Few artists have captured the haunting isolation of the desert towns of the Namib Desert more dramatically than Alexander. His images of Kolmanskop are an allegory of the decaying and crumbling regime of South Africa in the 1980s – starkly reminiscent of old times rich and luxurious, but now abandoned, reclaimed by the relentless dunes of the Namib. paintings, I use Namibia as a medium for colonial collapse, the transition, as in South Africa today, from the old order to the new. The physical language is so aggressive and hostile. At the end of it all, however, Africa will be here forever. Long after all the plans and dreams are gone, he remains the ultimate winner,” he said in a previous interview.

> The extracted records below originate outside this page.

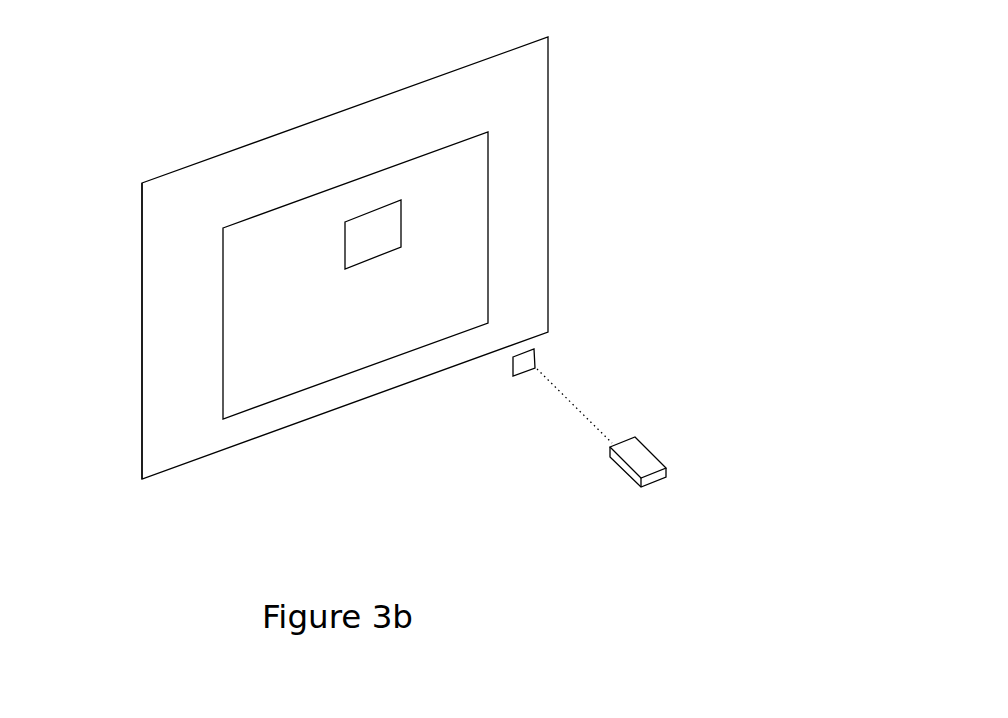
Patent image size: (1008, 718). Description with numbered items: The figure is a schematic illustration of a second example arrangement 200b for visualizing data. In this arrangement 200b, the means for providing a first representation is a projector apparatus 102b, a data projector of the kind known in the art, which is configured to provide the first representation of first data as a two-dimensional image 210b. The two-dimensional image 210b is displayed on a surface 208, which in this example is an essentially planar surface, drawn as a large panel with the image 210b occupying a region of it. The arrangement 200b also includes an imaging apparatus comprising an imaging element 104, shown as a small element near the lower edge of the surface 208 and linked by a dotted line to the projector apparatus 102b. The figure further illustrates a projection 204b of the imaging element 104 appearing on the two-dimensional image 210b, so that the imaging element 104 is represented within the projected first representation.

The second example arrangement 200b is at (268, 58).
The surface 208 is at (142, 262).
The two-dimensional image 210b is at (292, 398).
The projection of the imaging element 204b is at (345, 242).
The imaging element 104 is at (534, 361).
The projector apparatus 102b is at (663, 458).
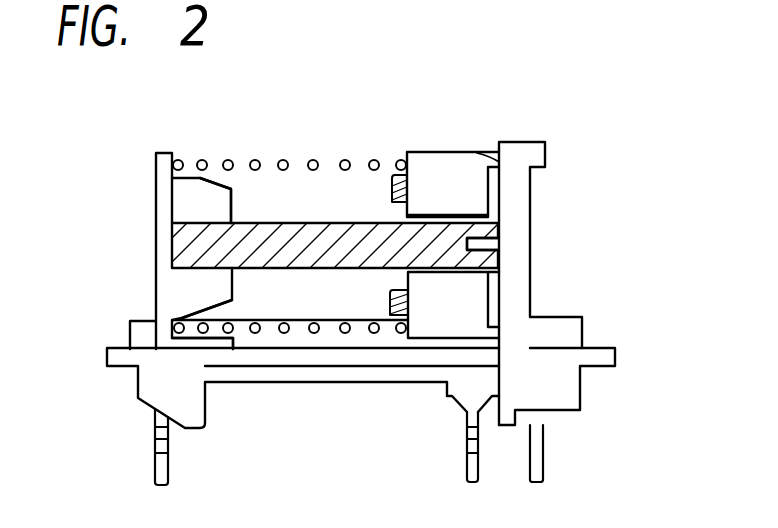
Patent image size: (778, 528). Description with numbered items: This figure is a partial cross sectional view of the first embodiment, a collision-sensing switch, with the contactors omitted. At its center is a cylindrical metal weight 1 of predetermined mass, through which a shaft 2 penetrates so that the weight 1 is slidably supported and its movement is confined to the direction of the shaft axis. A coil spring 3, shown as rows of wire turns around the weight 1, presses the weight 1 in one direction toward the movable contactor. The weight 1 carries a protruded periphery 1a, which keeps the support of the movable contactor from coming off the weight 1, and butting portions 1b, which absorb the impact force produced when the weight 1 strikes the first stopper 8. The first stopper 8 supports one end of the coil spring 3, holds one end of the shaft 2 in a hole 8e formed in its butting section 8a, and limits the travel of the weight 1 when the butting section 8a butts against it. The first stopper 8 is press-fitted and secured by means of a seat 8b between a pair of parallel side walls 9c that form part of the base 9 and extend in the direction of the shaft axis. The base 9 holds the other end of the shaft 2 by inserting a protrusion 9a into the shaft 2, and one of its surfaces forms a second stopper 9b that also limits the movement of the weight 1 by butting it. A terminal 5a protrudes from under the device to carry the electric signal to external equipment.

The metal weight 1 is at (437, 151).
The protruded periphery 1a is at (490, 152).
The butting portion 1b is at (389, 176).
The shaft 2 is at (285, 224).
The coil spring 3 is at (231, 159).
The terminal 5a is at (540, 443).
The first stopper 8 is at (168, 152).
The butting section 8a is at (233, 190).
The seat 8b is at (215, 342).
The hole 8e is at (203, 222).
The base 9 is at (113, 360).
The protrusion 9a is at (495, 245).
The second stopper 9b is at (500, 142).
The side walls 9c is at (233, 318).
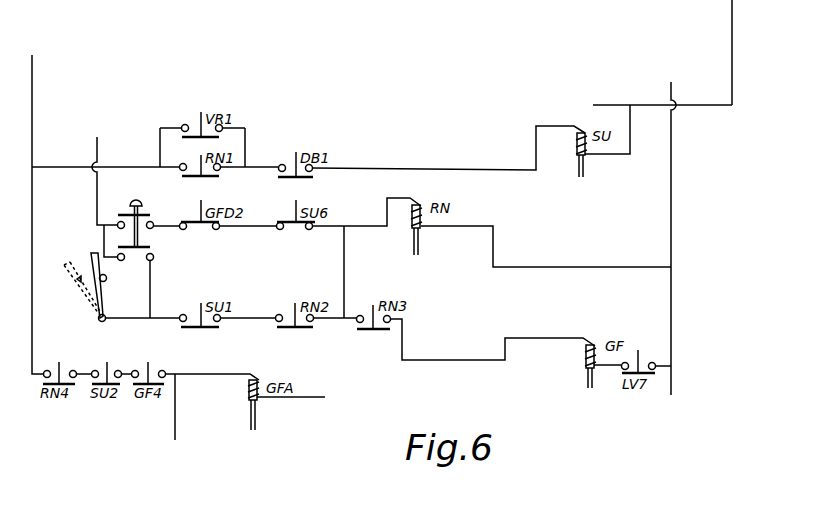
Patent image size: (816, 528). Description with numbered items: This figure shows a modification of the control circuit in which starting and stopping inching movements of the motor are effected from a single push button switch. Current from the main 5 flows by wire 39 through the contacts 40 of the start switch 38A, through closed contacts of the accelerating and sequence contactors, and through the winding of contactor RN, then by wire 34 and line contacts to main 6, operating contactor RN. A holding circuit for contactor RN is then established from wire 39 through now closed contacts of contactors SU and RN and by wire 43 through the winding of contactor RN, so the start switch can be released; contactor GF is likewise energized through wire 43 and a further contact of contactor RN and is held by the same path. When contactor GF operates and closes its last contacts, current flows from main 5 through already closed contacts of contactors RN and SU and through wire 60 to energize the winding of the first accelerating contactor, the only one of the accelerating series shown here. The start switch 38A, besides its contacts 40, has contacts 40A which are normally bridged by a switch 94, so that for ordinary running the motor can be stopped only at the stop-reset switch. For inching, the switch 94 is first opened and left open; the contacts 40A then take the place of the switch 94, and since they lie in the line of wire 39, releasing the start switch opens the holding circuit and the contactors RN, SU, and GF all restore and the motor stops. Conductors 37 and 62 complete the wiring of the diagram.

The main 5 is at (30, 243).
The main 6 is at (734, 60).
The wire 34 is at (674, 208).
The conductor 37 is at (614, 103).
The start switch 38A is at (139, 204).
The wire 39 is at (96, 189).
The contacts of start switch 40 is at (143, 232).
The contacts of start switch 40A is at (131, 258).
The wire 43 is at (343, 257).
The wire 60 is at (197, 374).
The conductor 62 is at (173, 428).
The switch 94 is at (101, 298).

Desert also features prominently in three of the May sale paintings.

In the Hustle for Africa (est. R400,000 – R600,000) the viewer is confronted with the remains of an ancient Roman arch. At the center of this desolate scene, a ship is hurtling towards the viewer. Adding to the feeling of eerieness is a highly polished tiled floor, which reflects the ship. There is an impending sense of doom and destruction – of inevitable disaster.

In an interview, Alexander explained that a ship is much more a part of its origin than its destination. “A ship is almost like a living being, which can travel very far from its natural environment, while remaining intact and autonomous. Abandoned in a foreign environment, it is almost a perfect allegory of colonialism. Last Light (R 600,000 – R800,000) has a sense of an end – it features what looks like the facade of a European train station and a dusty road, lined with ornate streetlamps.

Upon his return to southern Africa, Alexander became increasingly aware of the contradictions inherent in his deeply colonial and political upbringing, another important theme that would later manifest itself in works such as these. the last light aligns with Alexander’s central theme of isolation and decadence – and juxtaposes the real with the imaginary. Twilight Light invokes a sense of finality – of lost times and crumbling empires, and underscores the futility of it all.